A PERSPECTIVE
Retail Media is shifting from placements and impressions towards measurable business outcomes.
What started as a marketing add-on is increasingly discussed at a strategic, C-suite level. The focus is how Retail Media is measured, scaled and linked to commercial outcomes.
Retail Media is maturing fast. Yet many initiatives continue to face challenges in delivering consistent results or scaling effectively.
From our perspective, the challenge is not a lack of channels, screens, or inventory. It lies in how Retail Media is planned, connected, and measured across the organisation.
Retail Media struggles when channels are disconnected
Retail Media is still often delivered in silos. Onsite, offsite, and in-store are planned separately, supported by different teams, partners, and tools, and measured in different ways.
This structure made sense in the early stages.
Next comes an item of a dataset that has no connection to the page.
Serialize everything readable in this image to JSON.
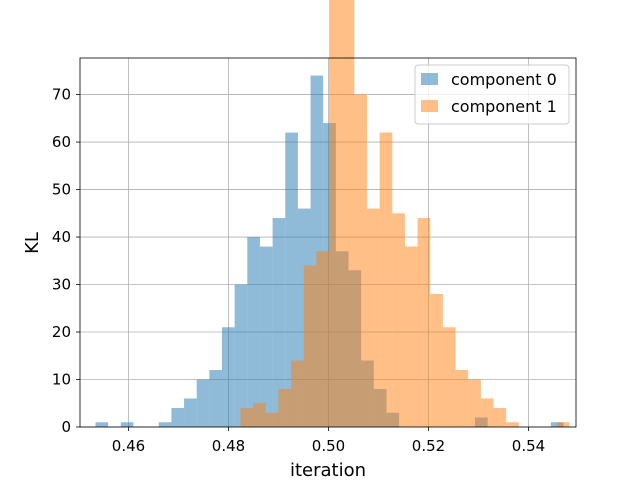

But as Retail Media takes on a more strategic role, this fragmented setup can become a limitation.
While decisions are driven by outcomes, execution often remains channel based. When campaigns planned separately across onsite, offsite, and in-store, accountability can become harder to establish and decision-making takes longer.
Retail Media delivers value when campaigns, data, and operations are coordinated as one connected setup.

How influence builds across the shopper journey
Retail Media is not experienced as isolated channels. It is experienced as a sequence of moments that build on each other.
Some touchpoints attract attention.
Others guide consideration.
A few influence the final decision.
Not all moments influence decisions equally. Influence tends to be strongest closer to the point of decision.
Earlier in the journey. information plays a stronger role. First-party data improves relevance and reduces friction around price, availability, and familiarity.
Closer to the moment of choice, emotion becomes more influential. Physical presence and situational cues shape confidence and preference in ways that information alone cannot.
When these moments are planned separately, influence is diluted. Messages compete instead of working together, making it harder to understand what truly drives impact.
Why instore matters more than ever
E-commerce continues to grow, and more transactions happen online.
That makes the moments where physical choices are made more important, not less.
Retail Media is not defined by where transactions take place. It is defined by where decisions are influenced.
Instore remains a strong decision environment for physical retail purchases. It is where intent meets real buying conditions, alternatives are visible, and a choice must be made.
By the time a shopper reaches the shelf, many rational questions have already been answered elsewhere.
Consumer research indicates that in-store media can influence purchase decisions at the point of sale, reinforcing the role of physical environments in shaping shopper choice.¹
Instore does not compete with digital influence. It amplifies it.
Personalisation, privacy, and first-party data
Expectations for guided experiences have been shaped online. Those expectations now extend into physical retail, while privacy and consent define how data can be used.
As third-party cookies decline, retailers can no longer depend on external tracking to tailor experiences. Only data they collect directly and with consent can support shopper decisions across channels.
Instore is where this data has the greatest impact. Signals such as loyalty, purchase patterns, and context can be activated at the point of choice without identifying individuals or compromising trust.
This is not about replicating online targeting. It is about supporting shoppers’ decisions when it matters most.
Instore as a revenue driver
This shift is not only about the shopping experience. For retailers that choose to monetise it, instore media can represent an additional revenue opportunity.
As marketing budgets come under increased scrutiny, brands need to justify every money spent. Instore media allow brands to reach shoppers while tying activity to measurable outcomes.
Retailers can link instore media activity to sales rather than just visibility.
Instore media can move from a communication cost to a revenue opportunity.

Tracking performance and outcomes
As Retail Media shifts from placements to outcomes, retailers need to rethink how performance is planned, tracked, and measured across channels.
Retail Media cannot scale without trust. Trust is supported by tracking performance and outcomes that clearly connect to results.
When performance cannot be linked to sales or category impact, investment slows.
Tracking performance and outcomes is not just reporting. It is the foundation for optimisation and growth. Industry frameworks are now also addressing how instore retail media audiences can be quantified and aligned with digital retail media measurement, enabling more consistent tracking across physical and digital environments.²
Retail Media setups that connect influence to business results are more likely to outperform those focused on visibility alone.
Retail Media as a performance system
Retail Media is moving beyond placements and isolated channels.
It is becoming a connected performance system built to support decisions, respect privacy, and deliver measurable business outcomes.
The retailers that are likely to lead the next phase will:
- Design Retail Media around decision moments, not channels
- Treat instore as a strategic influence environment
- Activate first-party data responsibly across physical and digital touchpoints
- Measure success through business outcomes rather than impressions
Retail Media is moving from exposure to influence and from activity to accountability. Connection, measurement, and outcomes will define the next phase.